06:00 | 19/01/2022 Cooperation
(VEN) - Despite the impact of the Covid-19 pandemic, trade turnover between Vietnam and Eurasia grew strongly in the first 11 months of 2021. However, Vietnam’s exports remained modest compared to their import demand, leaving huge room for growth.
|Russians are interested in Vietnamese dried fruit|
Ta Hoang Linh, director of the European-American Market Department, said the Eurasian market of 28 countries, stretching from Eastern Europe to Central Asia, is a potential export market for Vietnamese goods. Under Vietnam’s free trade agreement with the Eurasian Economic Union (EAEU) implemented over the past five years, most Vietnamese goods exported to the EAEU are entitled to zero percent tax rate.
According to the General Department of Vietnam Customs, trade turnover between Vietnam and Eurasia reached US$12.7 billion in the first 11 months of 2021, an increase of 13.1 percent compared to the same period in 2020. Of the total, Vietnam’s exports reached US$8.6 billion, a year-on-year increase of 10 percent, while imports reached US$4.1 billion, up 20.5 percent annually. Vietnam’s exports remained modest compared to their import demand estimated at about US$1.345 trillion, or only 0.66 percent of the market share, meaning that room for Vietnam’s exports remains huge, Linh said.
Russia is Vietnam’s main partner in the EAEU. Vietnamese Trade Counselor in Russia Duong Hoang Minh said Russian people are interested in Vietnamese food and there are 800-900 restaurants selling Vietnamese dishes in Russia. In addition, they are interested in Vietnamese dried fruit, such as mango and custard apple.
Ukraine is another potential export market for Vietnamese goods. Nataliya Zhynkina, Charge d'Affaires of the Ukrainian Embassy in Vietnam, said the two countries’ economic and trade cooperation has great potential and has not been fully tapped. She said Ukraine has demand for agricultural products and spent US$6.5 billion to import farm produce in 2021. Of the figure, US$900 million constituted Vietnamese exports, which remained modest compared to Ukraine’s import demand, leaving much room for growth.

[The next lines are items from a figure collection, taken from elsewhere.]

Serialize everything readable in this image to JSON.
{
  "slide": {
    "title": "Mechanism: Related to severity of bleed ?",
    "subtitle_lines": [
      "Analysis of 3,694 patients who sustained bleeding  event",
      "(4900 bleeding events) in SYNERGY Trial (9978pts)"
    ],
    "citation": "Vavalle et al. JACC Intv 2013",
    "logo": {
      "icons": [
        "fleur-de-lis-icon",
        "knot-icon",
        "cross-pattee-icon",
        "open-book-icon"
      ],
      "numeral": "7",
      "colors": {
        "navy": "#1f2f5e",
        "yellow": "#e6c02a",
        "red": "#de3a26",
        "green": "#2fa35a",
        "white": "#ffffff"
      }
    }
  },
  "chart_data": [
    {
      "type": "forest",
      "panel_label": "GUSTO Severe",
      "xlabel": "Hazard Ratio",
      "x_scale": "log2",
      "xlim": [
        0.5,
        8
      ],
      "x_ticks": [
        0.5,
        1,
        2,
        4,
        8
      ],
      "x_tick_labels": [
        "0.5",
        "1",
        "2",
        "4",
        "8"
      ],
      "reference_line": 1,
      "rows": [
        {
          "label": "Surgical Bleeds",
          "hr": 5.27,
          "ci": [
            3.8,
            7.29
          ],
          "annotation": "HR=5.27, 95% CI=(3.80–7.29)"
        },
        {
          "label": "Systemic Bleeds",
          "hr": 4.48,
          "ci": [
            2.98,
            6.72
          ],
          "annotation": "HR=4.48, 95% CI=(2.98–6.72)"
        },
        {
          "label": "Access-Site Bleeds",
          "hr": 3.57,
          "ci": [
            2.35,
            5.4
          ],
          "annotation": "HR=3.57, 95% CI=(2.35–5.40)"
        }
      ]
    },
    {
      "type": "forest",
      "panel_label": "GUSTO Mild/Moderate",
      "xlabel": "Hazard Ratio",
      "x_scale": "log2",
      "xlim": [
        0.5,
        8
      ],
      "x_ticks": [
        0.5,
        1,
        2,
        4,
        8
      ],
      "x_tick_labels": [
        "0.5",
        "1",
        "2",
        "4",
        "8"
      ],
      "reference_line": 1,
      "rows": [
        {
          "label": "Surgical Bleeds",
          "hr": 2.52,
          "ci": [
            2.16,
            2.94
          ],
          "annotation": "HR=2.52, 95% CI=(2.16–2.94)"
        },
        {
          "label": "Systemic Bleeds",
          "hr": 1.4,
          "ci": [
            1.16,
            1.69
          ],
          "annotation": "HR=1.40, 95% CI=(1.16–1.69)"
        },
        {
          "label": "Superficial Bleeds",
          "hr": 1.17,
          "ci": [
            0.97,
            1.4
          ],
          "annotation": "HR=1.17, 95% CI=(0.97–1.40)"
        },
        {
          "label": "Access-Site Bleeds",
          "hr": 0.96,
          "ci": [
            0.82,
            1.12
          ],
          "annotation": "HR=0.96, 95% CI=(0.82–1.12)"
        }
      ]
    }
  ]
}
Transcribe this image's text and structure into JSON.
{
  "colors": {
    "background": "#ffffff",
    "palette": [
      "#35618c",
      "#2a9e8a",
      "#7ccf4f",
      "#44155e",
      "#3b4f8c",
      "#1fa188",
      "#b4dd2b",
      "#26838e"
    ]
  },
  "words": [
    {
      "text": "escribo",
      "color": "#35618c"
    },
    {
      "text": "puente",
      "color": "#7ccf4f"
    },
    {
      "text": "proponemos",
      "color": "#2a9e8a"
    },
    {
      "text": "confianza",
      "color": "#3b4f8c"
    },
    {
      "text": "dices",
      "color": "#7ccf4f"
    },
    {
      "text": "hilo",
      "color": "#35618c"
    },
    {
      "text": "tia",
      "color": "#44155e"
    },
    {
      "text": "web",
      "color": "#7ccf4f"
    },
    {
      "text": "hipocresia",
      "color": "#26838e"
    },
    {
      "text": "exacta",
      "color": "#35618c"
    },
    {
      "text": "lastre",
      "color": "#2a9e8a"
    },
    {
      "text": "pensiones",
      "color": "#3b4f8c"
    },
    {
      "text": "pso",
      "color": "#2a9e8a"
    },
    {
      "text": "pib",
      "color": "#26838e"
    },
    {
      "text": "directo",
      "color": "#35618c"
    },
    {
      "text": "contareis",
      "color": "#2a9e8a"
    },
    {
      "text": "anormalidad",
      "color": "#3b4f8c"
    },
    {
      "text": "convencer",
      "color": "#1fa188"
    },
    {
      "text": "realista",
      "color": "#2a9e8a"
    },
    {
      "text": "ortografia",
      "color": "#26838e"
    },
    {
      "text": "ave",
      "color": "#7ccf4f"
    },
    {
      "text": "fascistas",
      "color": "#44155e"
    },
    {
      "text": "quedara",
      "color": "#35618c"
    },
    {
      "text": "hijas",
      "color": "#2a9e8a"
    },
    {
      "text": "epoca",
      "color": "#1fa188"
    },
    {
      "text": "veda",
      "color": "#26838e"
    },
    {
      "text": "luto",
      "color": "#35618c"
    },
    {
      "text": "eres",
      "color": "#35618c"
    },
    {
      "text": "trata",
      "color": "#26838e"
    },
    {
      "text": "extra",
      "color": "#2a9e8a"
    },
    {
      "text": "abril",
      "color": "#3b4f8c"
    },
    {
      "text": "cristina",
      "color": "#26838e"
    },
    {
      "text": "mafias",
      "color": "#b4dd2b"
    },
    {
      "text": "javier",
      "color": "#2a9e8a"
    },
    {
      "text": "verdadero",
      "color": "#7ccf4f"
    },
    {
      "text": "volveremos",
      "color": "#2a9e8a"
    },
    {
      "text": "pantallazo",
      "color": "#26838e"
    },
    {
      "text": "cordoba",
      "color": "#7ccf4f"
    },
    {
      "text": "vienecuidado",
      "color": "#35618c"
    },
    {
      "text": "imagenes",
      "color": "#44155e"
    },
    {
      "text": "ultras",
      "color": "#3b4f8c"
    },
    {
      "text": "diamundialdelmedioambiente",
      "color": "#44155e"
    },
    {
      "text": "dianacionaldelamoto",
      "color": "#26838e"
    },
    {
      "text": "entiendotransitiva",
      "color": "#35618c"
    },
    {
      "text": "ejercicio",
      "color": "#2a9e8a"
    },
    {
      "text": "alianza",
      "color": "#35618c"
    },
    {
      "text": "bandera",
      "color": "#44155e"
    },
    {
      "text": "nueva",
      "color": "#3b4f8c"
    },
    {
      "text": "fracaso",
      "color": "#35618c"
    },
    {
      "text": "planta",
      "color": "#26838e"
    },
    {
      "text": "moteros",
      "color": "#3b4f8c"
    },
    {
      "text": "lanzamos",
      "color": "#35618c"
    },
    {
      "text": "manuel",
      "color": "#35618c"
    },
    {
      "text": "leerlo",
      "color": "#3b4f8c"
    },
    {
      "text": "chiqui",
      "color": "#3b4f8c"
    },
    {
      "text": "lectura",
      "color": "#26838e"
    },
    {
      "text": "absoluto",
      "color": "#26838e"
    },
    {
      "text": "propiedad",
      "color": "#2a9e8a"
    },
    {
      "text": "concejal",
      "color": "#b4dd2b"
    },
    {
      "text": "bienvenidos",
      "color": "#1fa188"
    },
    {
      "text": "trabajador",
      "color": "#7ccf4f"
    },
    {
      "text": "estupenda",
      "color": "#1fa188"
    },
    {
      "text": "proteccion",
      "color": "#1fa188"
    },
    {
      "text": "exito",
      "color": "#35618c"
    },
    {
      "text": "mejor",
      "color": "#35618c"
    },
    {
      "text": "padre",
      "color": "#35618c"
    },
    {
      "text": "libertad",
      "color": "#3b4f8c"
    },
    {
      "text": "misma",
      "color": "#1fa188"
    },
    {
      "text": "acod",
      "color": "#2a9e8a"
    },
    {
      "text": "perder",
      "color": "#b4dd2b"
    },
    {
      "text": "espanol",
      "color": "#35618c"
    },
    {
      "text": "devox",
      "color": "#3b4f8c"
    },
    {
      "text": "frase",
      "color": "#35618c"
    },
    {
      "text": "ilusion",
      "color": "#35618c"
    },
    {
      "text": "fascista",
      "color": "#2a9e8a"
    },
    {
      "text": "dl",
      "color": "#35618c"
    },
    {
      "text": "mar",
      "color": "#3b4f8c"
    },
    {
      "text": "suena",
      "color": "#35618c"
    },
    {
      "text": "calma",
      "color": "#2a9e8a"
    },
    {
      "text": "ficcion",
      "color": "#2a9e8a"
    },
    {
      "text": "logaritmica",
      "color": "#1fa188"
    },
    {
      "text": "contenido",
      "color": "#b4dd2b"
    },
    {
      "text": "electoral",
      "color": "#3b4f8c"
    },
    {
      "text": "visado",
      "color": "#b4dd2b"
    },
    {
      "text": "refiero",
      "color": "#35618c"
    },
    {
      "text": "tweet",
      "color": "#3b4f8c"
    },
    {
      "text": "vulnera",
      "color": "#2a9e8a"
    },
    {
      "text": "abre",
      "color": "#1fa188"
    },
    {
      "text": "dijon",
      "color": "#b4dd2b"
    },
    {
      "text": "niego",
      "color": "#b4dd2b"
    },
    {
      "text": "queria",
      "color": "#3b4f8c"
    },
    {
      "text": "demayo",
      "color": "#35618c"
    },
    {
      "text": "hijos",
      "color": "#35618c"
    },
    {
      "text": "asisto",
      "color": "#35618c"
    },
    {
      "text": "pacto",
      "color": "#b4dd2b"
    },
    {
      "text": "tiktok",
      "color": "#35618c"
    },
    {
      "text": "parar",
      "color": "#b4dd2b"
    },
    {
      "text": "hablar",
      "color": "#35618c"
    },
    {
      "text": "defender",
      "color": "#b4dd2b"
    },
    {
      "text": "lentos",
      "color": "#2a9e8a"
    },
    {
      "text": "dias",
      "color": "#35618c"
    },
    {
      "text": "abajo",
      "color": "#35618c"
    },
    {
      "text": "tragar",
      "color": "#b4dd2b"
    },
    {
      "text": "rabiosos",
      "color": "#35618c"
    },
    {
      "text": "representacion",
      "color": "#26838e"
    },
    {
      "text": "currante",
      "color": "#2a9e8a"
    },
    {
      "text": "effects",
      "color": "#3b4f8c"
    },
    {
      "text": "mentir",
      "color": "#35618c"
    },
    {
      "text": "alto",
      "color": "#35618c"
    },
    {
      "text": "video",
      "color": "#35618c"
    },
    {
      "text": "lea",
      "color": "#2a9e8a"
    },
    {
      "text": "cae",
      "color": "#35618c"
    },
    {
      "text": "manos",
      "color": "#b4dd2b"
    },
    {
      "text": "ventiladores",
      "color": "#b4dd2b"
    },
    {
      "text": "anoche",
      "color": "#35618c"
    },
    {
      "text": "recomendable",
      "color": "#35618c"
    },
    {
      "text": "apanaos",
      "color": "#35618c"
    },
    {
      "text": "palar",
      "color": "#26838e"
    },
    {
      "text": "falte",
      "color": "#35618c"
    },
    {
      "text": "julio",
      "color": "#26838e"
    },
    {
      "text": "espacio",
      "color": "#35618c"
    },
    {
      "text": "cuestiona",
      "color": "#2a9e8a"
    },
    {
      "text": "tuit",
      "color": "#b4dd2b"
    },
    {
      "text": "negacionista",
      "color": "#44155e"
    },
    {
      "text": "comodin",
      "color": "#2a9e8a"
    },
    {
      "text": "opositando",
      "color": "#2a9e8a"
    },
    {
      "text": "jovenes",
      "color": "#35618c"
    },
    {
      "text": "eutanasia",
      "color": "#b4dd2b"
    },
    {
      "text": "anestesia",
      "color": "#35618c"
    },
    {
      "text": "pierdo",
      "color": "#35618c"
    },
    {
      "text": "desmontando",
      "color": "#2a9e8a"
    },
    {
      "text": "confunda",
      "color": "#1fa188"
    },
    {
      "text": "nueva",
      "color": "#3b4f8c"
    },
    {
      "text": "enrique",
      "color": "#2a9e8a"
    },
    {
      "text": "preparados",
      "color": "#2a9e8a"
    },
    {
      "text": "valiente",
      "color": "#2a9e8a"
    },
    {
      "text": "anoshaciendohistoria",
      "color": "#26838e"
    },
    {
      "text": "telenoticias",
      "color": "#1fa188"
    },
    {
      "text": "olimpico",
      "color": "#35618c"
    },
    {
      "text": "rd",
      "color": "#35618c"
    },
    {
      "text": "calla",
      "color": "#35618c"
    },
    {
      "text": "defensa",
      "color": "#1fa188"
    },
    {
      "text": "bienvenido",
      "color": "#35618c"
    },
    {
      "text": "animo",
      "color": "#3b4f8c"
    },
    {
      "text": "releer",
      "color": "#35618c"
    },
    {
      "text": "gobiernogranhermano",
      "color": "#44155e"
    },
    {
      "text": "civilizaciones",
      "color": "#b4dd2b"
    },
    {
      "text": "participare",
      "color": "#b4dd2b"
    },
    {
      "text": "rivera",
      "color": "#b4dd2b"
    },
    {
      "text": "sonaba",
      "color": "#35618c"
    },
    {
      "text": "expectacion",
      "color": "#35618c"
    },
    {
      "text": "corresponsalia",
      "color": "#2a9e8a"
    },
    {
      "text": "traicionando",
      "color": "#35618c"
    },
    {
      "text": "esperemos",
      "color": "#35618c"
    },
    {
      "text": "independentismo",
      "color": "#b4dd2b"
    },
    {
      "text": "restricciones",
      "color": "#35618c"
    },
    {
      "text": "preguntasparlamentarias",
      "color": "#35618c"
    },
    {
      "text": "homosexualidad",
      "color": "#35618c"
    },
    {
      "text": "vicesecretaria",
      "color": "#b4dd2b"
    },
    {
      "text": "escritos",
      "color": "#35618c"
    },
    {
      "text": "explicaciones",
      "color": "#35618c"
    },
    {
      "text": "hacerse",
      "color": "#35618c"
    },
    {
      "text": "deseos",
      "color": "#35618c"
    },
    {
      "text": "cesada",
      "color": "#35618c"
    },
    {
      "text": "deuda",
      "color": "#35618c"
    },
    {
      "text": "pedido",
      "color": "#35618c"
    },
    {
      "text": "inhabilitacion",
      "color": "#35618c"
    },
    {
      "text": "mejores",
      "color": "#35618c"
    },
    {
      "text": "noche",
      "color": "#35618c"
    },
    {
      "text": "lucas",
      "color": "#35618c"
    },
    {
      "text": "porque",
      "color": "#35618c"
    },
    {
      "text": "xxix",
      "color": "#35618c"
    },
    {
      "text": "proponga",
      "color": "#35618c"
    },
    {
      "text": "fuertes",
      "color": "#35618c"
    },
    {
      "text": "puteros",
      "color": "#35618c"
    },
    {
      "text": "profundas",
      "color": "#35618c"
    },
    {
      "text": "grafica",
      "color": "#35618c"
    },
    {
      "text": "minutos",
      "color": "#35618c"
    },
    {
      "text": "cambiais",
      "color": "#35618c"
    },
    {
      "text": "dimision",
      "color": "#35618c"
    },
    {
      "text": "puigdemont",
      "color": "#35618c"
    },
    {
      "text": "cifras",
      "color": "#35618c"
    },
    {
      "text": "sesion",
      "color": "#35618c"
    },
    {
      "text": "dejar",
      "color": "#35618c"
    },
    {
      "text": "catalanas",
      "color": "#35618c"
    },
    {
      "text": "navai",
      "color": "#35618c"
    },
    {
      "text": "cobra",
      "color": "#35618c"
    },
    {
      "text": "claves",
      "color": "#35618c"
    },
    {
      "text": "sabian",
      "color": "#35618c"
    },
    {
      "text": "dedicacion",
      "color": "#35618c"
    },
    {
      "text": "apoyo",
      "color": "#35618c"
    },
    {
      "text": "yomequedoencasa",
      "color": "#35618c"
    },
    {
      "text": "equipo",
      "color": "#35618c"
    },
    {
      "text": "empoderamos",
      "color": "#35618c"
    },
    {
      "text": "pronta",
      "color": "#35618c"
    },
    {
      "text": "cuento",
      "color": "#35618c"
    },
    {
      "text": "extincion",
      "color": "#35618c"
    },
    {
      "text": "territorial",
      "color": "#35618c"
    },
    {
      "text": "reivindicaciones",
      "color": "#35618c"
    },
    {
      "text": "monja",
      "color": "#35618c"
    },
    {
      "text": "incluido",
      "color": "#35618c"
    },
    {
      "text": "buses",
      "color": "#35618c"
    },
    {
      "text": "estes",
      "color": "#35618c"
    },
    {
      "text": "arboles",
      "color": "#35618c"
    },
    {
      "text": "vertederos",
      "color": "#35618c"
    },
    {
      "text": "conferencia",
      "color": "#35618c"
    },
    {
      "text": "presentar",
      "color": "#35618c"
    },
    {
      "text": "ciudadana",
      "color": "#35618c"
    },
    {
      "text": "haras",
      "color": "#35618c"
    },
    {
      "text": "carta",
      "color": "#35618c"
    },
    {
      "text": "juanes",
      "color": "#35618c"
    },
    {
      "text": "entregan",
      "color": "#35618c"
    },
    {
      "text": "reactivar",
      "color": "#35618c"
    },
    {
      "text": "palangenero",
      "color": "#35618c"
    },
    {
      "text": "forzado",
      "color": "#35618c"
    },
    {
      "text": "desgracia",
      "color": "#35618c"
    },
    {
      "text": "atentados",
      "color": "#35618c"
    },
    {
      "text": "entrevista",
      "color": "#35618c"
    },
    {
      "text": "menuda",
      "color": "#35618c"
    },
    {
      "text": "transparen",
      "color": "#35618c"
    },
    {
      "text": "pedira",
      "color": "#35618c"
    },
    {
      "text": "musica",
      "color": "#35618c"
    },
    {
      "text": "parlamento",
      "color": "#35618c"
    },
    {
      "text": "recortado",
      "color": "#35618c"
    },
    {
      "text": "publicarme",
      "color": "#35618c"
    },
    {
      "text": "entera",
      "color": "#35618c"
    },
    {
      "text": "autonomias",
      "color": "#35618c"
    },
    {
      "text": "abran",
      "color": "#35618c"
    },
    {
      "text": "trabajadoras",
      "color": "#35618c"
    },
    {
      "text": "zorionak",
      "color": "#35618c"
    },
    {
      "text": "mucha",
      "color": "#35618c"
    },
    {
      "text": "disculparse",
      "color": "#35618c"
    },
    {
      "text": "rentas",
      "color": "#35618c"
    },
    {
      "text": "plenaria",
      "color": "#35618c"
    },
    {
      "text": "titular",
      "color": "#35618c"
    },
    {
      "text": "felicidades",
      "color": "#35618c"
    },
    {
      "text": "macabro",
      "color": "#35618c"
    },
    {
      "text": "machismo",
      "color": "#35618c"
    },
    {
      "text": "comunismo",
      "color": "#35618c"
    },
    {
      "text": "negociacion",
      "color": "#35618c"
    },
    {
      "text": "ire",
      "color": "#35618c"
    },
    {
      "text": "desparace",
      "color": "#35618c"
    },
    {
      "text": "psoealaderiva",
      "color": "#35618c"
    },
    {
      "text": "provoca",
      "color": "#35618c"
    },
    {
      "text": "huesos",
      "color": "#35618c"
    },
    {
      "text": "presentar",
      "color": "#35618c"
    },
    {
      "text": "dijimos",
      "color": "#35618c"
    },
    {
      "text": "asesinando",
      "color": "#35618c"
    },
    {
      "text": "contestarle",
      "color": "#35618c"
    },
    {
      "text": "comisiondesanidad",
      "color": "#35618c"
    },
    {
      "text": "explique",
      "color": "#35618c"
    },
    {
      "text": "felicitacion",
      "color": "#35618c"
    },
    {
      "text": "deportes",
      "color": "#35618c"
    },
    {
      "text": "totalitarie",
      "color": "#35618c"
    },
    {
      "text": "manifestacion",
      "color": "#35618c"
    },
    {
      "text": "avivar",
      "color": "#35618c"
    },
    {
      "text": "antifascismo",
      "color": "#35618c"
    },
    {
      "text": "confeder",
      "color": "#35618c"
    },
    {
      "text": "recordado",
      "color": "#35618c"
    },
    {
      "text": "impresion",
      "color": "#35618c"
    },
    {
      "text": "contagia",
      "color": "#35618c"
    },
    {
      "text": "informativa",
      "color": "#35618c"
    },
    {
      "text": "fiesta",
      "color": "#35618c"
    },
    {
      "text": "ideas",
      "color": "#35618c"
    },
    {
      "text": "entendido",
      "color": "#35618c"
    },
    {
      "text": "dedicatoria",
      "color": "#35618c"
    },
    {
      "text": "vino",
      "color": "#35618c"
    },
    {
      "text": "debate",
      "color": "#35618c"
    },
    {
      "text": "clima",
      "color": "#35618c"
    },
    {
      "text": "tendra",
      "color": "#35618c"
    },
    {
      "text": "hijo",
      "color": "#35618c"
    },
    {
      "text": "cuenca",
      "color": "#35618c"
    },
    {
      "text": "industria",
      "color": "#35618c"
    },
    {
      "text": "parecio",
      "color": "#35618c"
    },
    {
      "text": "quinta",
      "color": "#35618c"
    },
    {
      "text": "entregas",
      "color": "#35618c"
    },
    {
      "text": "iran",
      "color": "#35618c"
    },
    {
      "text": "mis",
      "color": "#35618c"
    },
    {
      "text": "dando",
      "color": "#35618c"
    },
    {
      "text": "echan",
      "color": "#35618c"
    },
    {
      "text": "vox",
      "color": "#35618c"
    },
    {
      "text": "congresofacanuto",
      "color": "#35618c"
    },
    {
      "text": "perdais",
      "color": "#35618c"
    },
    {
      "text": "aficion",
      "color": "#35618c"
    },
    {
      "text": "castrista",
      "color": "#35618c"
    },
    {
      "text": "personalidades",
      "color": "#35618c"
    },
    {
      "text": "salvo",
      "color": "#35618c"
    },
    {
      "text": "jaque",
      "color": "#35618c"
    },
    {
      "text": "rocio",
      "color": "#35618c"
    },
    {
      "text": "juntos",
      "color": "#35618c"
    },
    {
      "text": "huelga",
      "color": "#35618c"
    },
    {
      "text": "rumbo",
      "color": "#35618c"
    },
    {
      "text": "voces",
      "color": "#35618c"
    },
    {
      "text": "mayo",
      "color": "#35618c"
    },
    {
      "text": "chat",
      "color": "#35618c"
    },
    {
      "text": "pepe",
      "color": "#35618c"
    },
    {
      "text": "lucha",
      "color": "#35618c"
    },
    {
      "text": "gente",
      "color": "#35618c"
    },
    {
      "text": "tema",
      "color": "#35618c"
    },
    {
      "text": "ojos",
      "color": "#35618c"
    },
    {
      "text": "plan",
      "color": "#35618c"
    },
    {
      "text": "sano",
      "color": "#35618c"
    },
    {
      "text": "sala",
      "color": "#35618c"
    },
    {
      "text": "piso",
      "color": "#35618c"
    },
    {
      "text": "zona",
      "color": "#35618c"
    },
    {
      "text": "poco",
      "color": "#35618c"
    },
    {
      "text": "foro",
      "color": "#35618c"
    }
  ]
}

In addition, Greece and Bulgaria offer gateways for Vietnamese products to the Western Balkans.
To make good use of incentives provided by the Vietnam-EAEU Free Trade Agreement and promote exports to the region, Duong Hoang Minh said Vietnamese businesses need to conduct market surveys and participate in specialized exhibitions in Russia. They should also pay more attention to product quality and packaging and label designs, Minh said.
Do Xuan Hoang, general director of the Mareven Food Central, said that to do business in the Eurasian market, Vietnamese firms can focus on selling raw materials, outsourcing and production for large stores, and investment in building their brands and developing trade and production activities.
Hoang emphasized the need to change thinking on market access. At first, Vietnamese businesses should gain access to local distribution systems on a smaller scale. After acquiring a deeper understanding of the market and suitable product lines with affordable prices, they can negotiate with large distribution systems.